PROTECT AND SERVE: Weekend fun and games mask higher purpose

Published 7:43 pm Wednesday, June 17, 2015

DAILY NEWS EVENTFUL: The NFL weekend hosted by Washington Police and Fire Services and former NFL wide receiver Terrance Copper has now expanded to a weeklong affair and a way to build relationships between law enforcement and the community. Here Copper signs autographs in 2013 at a Festival Park gathering.

DAILY NEWS
EVENTFUL: The NFL weekend hosted by Washington Police and Fire Services and former NFL wide receiver Terrance Copper has now expanded to a weeklong affair and a way to build relationships between law enforcement and the community. Here Copper signs autographs in 2013 at a Festival Park gathering.

Washington Police and Fire Services is gearing up for its annual NFL weekend — a series of events that just keeps expanding, along with community goodwill.

The first few seasons featured autograph sessions and a free football skills camp, led by the pros and learned by the locals; next came a basketball skills camp and exhibition basketball game pitting athletes against law enforcement. This year, the program has broken from its weekend boundaries to encompass the entire week, as cohosts Washington Police and Fire Services and former NFL wide receive and Washington native Terrance Copper have tacked on free dinner for kids Monday, Tuesday, Wednesday and Thursday at a rotation of Washington restaurants: Pizza Inn, Zaxby’s, HWY 55 and East Coast Wings from 5 p.m. to 8 p.m. tonight.

Adding dinner to the menu of events serves several purposes, Copper said: drumming up enthusiasm for the weekend camps, while giving children a fun place to go where they can interact with other kids outside of their normal environments. But as fun as eating out may be, it also serves a higher purpose.

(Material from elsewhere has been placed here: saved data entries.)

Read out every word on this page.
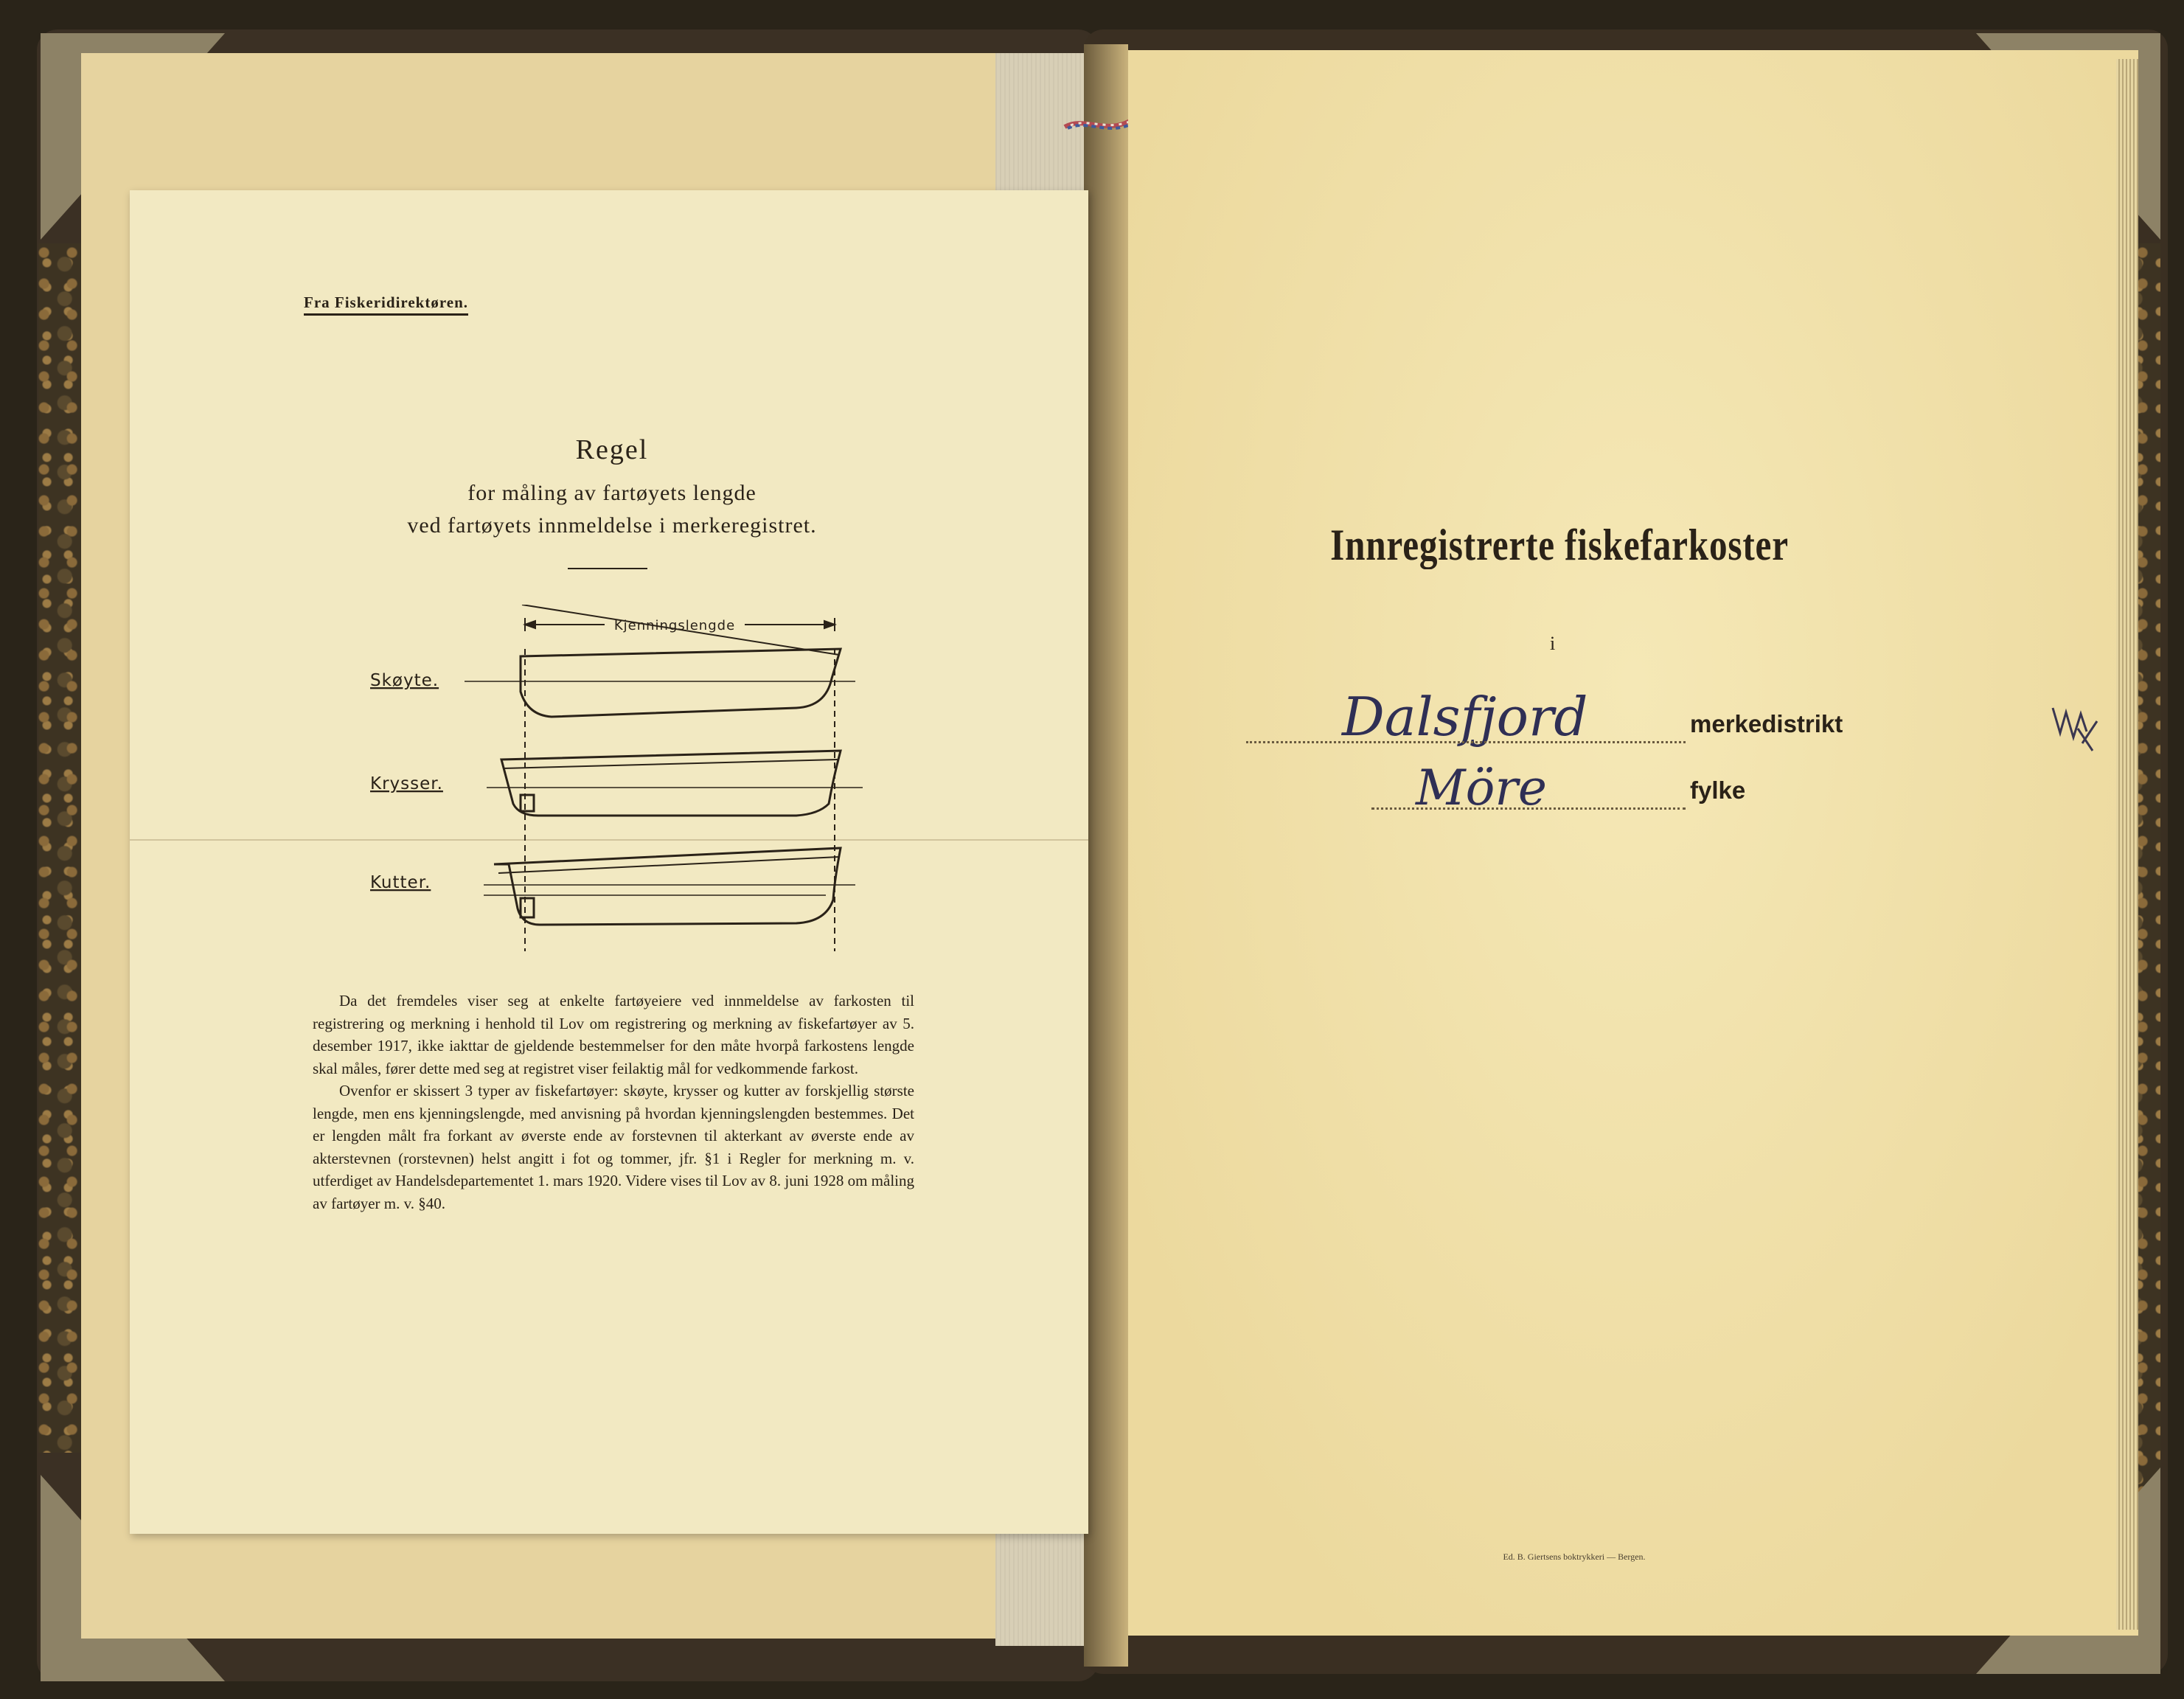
Fra Fiskeridirektøren.
Regel
for måling av fartøyets lengde
ved fartøyets innmeldelse i merkeregistret.
Kjenningslengde
Skøyte.
Krysser.
Kutter.

Da det fremdeles viser seg at enkelte fartøyeiere ved innmeldelse av farkosten til registrering og merkning i henhold til Lov om registrering og merkning av fiskefartøyer av 5. desember 1917, ikke iakttar de gjeldende bestemmelser for den måte hvorpå farkostens lengde skal måles, fører dette med seg at registret viser feilaktig mål for vedkommende farkost.

Ovenfor er skissert 3 typer av fiskefartøyer: skøyte, krysser og kutter av forskjellig største lengde, men ens kjenningslengde, med anvisning på hvordan kjenningslengden bestemmes. Det er lengden målt fra forkant av øverste ende av forstevnen til akterkant av øverste ende av akterstevnen (rorstevnen) helst angitt i fot og tommer, jfr. §1 i Regler for merkning m. v. utferdiget av Handelsdepartementet 1. mars 1920. Videre vises til Lov av 8. juni 1928 om måling av fartøyer m. v. §40.

Innregistrerte fiskefarkoster
i
Dalsfjord	merkedistrikt
Möre	fylke
Ed. B. Giertsens boktrykkeri — Bergen.
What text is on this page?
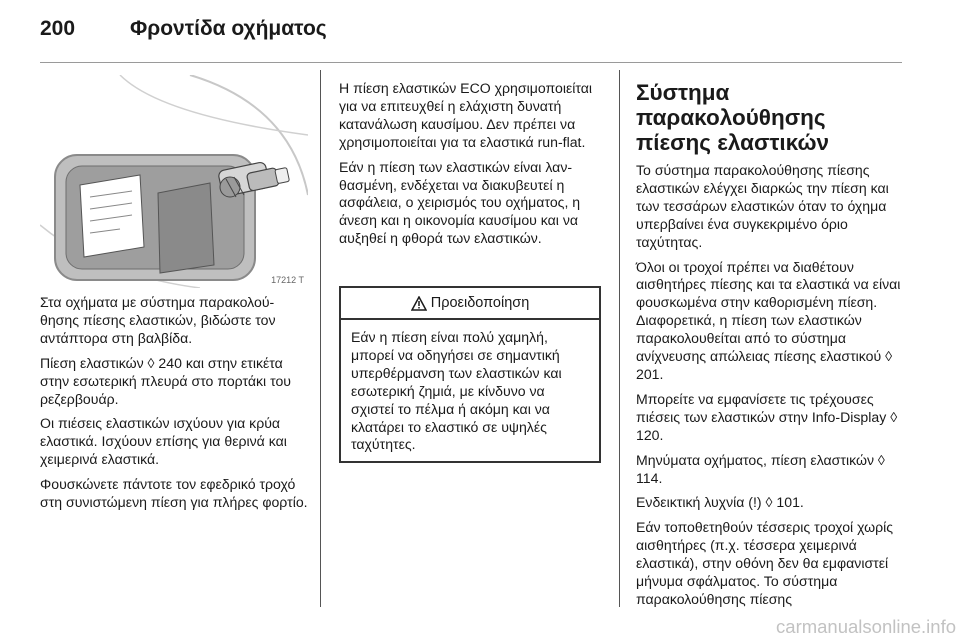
200	Φροντίδα οχήματος
17212 T

Στα οχήματα με σύστημα παρακολούθησης πίεσης ελαστικών, βιδώστε τον αντάπτορα στη βαλβίδα.

Πίεση ελαστικών ◊ 240 και στην ετικέτα στην εσωτερική πλευρά στο πορτάκι του ρεζερβουάρ.

Οι πιέσεις ελαστικών ισχύουν για κρύα ελαστικά. Ισχύουν επίσης για θερινά και χειμερινά ελαστικά.

Φουσκώνετε πάντοτε τον εφεδρικό τροχό στη συνιστώμενη πίεση για πλήρες φορτίο.

Η πίεση ελαστικών ECO χρησιμοποιείται για να επιτευχθεί η ελάχιστη δυνατή κατανάλωση καυσίμου. Δεν πρέπει να χρησιμοποιείται για τα ελαστικά run-flat.

Εάν η πίεση των ελαστικών είναι λανθασμένη, ενδέχεται να διακυβευτεί η ασφάλεια, ο χειρισμός του οχήματος, η άνεση και η οικονομία καυσίμου και να αυξηθεί η φθορά των ελαστικών.

Προειδοποίηση
Εάν η πίεση είναι πολύ χαμηλή, μπορεί να οδηγήσει σε σημαντική υπερθέρμανση των ελαστικών και εσωτερική ζημιά, με κίνδυνο να σχιστεί το πέλμα ή ακόμη και να κλατάρει το ελαστικό σε υψηλές ταχύτητες.
Σύστημα παρακολούθησης πίεσης ελαστικών

Το σύστημα παρακολούθησης πίεσης ελαστικών ελέγχει διαρκώς την πίεση και των τεσσάρων ελαστικών όταν το όχημα υπερβαίνει ένα συγκεκριμένο όριο ταχύτητας.

Όλοι οι τροχοί πρέπει να διαθέτουν αισθητήρες πίεσης και τα ελαστικά να είναι φουσκωμένα στην καθορισμένη πίεση. Διαφορετικά, η πίεση των ελαστικών παρακολουθείται από το σύστημα ανίχνευσης απώλειας πίεσης ελαστικού ◊ 201.

Μπορείτε να εμφανίσετε τις τρέχουσες πιέσεις των ελαστικών στην Info-Display ◊ 120.

Μηνύματα οχήματος, πίεση ελαστικών ◊ 114.

Ενδεικτική λυχνία (!) ◊ 101.

Εάν τοποθετηθούν τέσσερις τροχοί χωρίς αισθητήρες (π.χ. τέσσερα χειμερινά ελαστικά), στην οθόνη δεν θα εμφανιστεί μήνυμα σφάλματος. Το σύστημα παρακολούθησης πίεσης

carmanualsonline.info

“Kids out there — they may not get a meal at night,” Copper said.

And that’s where law enforcement and a hometown football hero are stepping in, in service to the community.

Across the U.S., law enforcement is being urged by experts to bridge the gaps between officers of the law and the communities they serve — an attempt to build relationships that could potentially circumvent future civil unrest, according to Police and Fire Services Director Stacy Drakeford.

But Washington already has been moving in that direction for several years, Drakeford said.

“Now you see this real emergence of community policing,” Drakeford said. “We’re slowly revolving back to the true beginnings, which is the basic: customer service, to serve and protect and what service means. We have to reeducate ourselves about what service really means. To protect is easy. It’s the service we have to focus on. This NFL week is just a part of our commitment to service to our community.”

Driving the current back-to-basics movement are recent cases of alleged police brutality countered by rioting in places like Ferguson, Mo., and Baltimore, Drakeford said.

It’s a cycle of negativity that needs to be countered, and according to Copper, one similar to that faced by professional athletes — in the news, the negative is much more of a draw than the positive.

“I think that’s just the nature of our society,” Copper said. “Players do a ton of stuff for children’s hospitals, for their hometowns, Toys for Tots, and this is all year ‘round. It’s not nationally covered — a lot of times it’s not even locally covered. It’s a good deed they’re doing, but that doesn’t necessarily make for good news. … It’s not a good deal, but that’s the way it works sometimes.”

This is where WPD Community Outreach Coordinator Kimberly Grimes comes in—it’s her job to facilitate the relationship between Washington law enforcement and the greater community, in addition to organizing the NFL weekends.

“I think we have a better relationship that I can recall than we have ever had. It’s almost as though we’re ahead of everybody, if you ask me, in what we’re really trying to do right now. … We actually started three or four years ago. We are taking the initiative to prevent a lot of things from happening, how to create relationships and mend relationships.”

It starts with community events, Grimes said, like a free dinner for a child who might not get dinner that night; a block party in Festival Park and exhibition basketball game on Friday, with free football and basketball camps on Saturday.

“Being invested in the community, being a part of the community. That’s what the Washington Police and Fire Services are about,” Drakeford said.

“We’re very lucky to have these guys in our corner — not just to protect and serve but to actually serve the community,” Copper said.